Unicamp realiza primeira defesa póstuma de doutorado após morte de aluna e orientadora
Instituição cria procedimento inédito para garantir publicação de tese sobre dança, permacultura e meio ambiente
Aluna e orientadora da Unicamp faleceram antes da defesa do doutorado; universidade institui método para defesa póstuma e liberou tese inédita no repositório digital.
Em um episódio inédito, a Universidade Estadual de Campinas (Unicamp) realizou na última segunda-feira (24) a primeira defesa póstuma de uma tese de doutorado. O feito envolve a aluna Carla Vendarim e sua orientadora, professora Silvia Geraldi, ambas falecidas antes da realização da banca avaliadora.
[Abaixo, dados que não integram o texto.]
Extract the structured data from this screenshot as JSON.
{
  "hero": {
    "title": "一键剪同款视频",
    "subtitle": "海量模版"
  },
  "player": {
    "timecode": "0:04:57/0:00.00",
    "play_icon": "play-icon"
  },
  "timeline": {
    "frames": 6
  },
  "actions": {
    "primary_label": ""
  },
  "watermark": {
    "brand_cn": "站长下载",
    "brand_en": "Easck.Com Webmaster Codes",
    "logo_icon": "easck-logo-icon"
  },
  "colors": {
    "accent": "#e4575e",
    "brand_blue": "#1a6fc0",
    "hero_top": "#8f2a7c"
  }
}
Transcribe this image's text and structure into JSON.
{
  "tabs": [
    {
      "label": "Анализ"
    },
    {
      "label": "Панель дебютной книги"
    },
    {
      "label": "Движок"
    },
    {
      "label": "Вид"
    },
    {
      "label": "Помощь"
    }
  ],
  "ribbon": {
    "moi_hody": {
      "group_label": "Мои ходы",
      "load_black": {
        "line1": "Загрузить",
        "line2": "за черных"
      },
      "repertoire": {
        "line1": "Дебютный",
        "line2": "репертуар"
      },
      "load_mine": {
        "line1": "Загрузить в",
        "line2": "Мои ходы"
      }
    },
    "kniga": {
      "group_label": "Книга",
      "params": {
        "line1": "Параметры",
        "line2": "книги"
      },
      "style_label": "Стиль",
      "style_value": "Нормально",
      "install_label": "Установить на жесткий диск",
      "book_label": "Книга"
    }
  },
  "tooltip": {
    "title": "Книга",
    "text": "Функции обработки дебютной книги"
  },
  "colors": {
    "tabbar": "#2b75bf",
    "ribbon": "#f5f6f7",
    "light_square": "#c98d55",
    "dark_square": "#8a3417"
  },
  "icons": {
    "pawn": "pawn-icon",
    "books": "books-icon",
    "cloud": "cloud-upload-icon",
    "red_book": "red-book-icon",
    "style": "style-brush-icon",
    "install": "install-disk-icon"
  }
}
Carla Vendarim, 51 anos, morreu em julho de 2024, em Porto Alegre (RS), vítima de um incêndio em sua residência. Já a orientadora, Silvia Geraldi, faleceu em julho de 2025, aos 61 anos, em Campinas (SP), em decorrência de uma doença congênita. As duas desenvolveram a tese intitulada "Compostagem como prática performativa: processos imersivos em dança e permacultura", que explora a interseção entre atividades ligadas à natureza e práticas corporais como dança, buscando compreender como esses processos fomentam o senso de pertencimento e a consciência ambiental das pessoas.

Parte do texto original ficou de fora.